The second is the penalty framework. The FCA's enforcement powers and fine levels are materially more severe than those of the professional body supervisors firms are used to. The gap between an SRA outcome and an FCA outcome for the same failing is significant, and it is one of the clearest reasons not to wait.
The third is fit and proper assessment. The proposals extend fit and proper testing to professional services firms and the individuals who run them, potentially including partners, beneficial owners, compliance officers and MLROs. For some firms this introduces a layer of individual accountability and pre-appointment scrutiny that has no real equivalent under the current regime.
There is also the unresolved question of dual regulation. The SRA will continue to regulate solicitors for conduct, accounts and professional standards, while the FCA supervises AML. Where a single set of facts engages both regulators, firms face the prospect of overlapping oversight and, at worst, double jeopardy. The mechanics of information-sharing between the two have not been settled.
What a firm should do now
The honest answer is that the most effective preparation for FCA supervision is to be properly compliant with the rules that already apply. There is no separate FCA checklist to work from yet, and any consultant selling one is selling speculation. What there is, is a standard the FCA will expect to see met, and it is the same standard the MLRs already set, applied more rigorously.

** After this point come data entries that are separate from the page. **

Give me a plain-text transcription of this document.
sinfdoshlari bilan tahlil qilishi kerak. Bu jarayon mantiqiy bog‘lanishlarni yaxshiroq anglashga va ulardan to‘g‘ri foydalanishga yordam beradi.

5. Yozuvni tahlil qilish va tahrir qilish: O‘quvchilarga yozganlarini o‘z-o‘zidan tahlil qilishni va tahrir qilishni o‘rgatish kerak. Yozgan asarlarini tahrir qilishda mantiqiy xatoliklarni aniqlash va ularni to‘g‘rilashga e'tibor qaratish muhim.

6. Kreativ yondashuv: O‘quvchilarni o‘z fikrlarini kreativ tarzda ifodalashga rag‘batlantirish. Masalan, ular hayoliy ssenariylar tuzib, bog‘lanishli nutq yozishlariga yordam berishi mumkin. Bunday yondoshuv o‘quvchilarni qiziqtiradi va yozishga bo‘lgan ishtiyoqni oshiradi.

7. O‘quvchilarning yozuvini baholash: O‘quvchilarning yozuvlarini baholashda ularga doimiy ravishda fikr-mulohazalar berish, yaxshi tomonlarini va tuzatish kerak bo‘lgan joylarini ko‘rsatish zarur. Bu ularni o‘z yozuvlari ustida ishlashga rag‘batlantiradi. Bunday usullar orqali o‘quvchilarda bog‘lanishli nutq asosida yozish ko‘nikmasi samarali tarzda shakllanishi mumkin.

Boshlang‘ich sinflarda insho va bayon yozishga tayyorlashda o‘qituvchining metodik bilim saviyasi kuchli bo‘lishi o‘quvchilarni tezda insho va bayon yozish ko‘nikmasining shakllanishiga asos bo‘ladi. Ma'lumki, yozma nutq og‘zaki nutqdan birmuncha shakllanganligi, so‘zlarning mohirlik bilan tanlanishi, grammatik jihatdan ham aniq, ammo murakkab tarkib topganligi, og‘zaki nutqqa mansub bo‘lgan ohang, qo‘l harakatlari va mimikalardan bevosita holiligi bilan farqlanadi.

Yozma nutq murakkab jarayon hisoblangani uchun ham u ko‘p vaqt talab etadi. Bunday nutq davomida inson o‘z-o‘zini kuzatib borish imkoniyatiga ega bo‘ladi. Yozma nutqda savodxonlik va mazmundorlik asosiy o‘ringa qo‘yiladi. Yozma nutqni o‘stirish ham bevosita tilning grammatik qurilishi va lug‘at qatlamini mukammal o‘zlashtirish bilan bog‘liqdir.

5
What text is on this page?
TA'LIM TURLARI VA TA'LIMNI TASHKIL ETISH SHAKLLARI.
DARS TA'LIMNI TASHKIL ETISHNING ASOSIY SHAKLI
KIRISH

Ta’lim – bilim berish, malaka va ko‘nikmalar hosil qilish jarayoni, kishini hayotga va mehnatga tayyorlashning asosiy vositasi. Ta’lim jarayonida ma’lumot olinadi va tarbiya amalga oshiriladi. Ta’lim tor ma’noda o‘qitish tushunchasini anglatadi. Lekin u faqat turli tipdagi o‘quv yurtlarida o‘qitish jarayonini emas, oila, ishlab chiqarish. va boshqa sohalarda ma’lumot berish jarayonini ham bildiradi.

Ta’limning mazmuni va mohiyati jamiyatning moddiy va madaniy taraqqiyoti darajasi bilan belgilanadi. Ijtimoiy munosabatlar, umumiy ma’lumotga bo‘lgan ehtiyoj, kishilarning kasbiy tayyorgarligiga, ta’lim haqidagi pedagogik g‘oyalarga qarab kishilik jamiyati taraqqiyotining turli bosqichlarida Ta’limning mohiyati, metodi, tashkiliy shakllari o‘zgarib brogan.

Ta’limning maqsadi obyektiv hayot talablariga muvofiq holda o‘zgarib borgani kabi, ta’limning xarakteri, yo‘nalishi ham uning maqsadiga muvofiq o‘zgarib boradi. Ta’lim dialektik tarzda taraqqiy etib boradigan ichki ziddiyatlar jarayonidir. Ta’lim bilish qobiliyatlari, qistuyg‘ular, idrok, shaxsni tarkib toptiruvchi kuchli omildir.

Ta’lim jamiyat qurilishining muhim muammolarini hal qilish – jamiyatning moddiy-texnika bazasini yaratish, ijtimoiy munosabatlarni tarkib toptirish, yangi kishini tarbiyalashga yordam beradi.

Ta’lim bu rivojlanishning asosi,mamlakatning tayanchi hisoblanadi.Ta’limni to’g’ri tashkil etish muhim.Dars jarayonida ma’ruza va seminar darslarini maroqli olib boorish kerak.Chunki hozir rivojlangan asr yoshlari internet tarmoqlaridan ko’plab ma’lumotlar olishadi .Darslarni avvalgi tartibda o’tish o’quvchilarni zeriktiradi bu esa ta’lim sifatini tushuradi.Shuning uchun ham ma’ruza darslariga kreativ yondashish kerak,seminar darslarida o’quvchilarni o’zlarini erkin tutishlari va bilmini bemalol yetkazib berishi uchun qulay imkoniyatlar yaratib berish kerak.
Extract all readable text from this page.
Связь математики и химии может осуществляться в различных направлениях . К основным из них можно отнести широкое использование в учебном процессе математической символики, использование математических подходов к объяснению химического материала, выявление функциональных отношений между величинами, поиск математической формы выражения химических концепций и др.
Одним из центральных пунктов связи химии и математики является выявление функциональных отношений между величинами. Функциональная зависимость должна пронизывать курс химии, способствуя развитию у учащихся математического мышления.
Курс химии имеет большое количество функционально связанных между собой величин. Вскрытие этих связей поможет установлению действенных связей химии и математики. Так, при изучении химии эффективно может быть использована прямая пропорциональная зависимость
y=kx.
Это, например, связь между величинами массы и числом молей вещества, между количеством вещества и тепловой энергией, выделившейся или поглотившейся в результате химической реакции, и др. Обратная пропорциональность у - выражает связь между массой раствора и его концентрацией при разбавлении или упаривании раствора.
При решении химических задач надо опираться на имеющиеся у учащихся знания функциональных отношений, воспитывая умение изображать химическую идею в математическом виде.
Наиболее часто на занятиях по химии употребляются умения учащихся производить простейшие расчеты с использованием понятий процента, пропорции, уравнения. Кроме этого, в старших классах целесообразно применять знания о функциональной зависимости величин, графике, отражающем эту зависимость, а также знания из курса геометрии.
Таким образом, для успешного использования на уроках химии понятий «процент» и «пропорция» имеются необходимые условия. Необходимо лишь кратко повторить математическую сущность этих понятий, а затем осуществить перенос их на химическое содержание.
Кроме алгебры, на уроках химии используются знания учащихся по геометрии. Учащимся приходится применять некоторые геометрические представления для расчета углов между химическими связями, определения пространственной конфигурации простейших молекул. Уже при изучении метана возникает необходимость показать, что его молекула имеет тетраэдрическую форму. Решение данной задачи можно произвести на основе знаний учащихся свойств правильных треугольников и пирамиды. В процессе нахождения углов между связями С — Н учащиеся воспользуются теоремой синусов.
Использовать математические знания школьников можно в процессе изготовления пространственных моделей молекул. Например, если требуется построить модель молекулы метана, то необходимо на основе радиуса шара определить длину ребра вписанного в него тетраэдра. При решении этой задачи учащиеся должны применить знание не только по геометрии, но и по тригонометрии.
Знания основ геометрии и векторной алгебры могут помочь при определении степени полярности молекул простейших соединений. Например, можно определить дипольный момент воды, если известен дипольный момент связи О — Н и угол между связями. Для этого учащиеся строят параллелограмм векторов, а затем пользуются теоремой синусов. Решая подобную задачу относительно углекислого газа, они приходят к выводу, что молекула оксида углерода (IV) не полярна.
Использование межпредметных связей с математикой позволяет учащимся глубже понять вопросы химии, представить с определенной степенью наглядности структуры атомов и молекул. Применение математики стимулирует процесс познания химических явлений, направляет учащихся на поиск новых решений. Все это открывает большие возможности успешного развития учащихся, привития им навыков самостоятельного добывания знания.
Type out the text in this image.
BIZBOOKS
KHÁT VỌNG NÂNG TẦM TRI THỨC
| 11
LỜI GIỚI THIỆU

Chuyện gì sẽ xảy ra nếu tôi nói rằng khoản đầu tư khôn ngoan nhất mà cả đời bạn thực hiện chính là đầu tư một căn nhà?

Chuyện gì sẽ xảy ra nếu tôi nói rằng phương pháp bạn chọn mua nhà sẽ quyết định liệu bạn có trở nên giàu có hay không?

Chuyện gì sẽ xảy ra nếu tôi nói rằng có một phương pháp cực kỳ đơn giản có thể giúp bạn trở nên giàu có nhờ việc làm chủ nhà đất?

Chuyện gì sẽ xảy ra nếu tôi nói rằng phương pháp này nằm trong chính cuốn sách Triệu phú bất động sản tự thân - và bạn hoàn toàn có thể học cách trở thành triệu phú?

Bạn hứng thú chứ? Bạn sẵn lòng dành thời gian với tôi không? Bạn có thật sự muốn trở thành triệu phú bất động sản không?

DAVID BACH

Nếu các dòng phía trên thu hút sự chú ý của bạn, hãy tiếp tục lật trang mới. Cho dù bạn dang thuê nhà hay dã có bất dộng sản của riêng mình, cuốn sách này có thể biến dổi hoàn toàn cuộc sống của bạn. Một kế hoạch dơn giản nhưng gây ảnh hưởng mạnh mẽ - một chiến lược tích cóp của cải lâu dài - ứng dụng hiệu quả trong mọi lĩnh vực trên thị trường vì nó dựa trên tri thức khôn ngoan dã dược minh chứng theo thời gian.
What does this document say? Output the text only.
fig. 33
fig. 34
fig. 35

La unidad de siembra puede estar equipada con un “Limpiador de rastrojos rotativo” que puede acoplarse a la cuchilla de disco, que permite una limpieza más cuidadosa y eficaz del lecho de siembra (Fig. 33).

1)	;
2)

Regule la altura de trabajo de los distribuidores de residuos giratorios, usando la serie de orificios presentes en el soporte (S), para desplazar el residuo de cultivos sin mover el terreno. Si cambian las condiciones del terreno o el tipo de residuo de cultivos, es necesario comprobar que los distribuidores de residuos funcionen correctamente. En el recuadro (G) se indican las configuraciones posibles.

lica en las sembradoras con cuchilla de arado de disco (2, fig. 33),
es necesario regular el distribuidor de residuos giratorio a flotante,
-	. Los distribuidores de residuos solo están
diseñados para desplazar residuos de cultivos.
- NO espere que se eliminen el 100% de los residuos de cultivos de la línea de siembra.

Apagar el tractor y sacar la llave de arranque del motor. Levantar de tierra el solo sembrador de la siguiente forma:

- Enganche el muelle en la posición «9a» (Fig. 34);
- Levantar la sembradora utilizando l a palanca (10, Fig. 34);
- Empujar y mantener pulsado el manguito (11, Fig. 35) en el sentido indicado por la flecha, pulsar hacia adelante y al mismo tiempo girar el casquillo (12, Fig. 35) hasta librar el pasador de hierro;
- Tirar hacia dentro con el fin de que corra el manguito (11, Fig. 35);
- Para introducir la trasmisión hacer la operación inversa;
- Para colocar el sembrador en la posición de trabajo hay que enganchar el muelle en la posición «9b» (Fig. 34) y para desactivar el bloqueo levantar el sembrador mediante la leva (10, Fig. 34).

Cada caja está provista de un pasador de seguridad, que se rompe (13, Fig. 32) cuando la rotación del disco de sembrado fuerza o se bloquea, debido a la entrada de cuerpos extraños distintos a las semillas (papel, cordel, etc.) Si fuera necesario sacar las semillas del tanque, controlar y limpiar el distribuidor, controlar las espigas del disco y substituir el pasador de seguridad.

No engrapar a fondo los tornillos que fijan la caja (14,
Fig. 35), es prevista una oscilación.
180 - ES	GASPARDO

In practice that means a firm-wide risk assessment that is current, specific to the firm's actual client base and work, and not a generic template. It means policies, controls and procedures that are implemented and demonstrably followed, with the records to prove it. It means client and matter risk assessments and due diligence that would survive someone testing them, not just confirming they exist. It means SAR decision-making, including decisions not to report, that is documented and defensible. And it means governance and escalation routes that a regulator can see working.
The single most useful step a firm can take is an independent AML audit, of the kind contemplated by Regulation 21 for firms above the relevant size. A proper audit reviews the documentation, tests the controls through file reviews and interviews, and tells you where the gaps are while you still have time and a friendlier supervisor to address them. Finding a weakness in your own firm-wide risk assessment now, on your own terms, is a very different experience from the FCA finding it later.
The way to think about this
The transition is significant, but it is not a reason to panic and not a reason to wait. The firms that struggle will be the ones that treated AML as a box-ticking exercise under a supervisor they considered lenient, and then met a regulator that does not. The firms that come through well will be the ones that used the window between now and transition to make their compliance genuinely effective, so that the change of supervisor is a change of letterhead rather than a crisis.
That window is open now. It will not stay open indefinitely.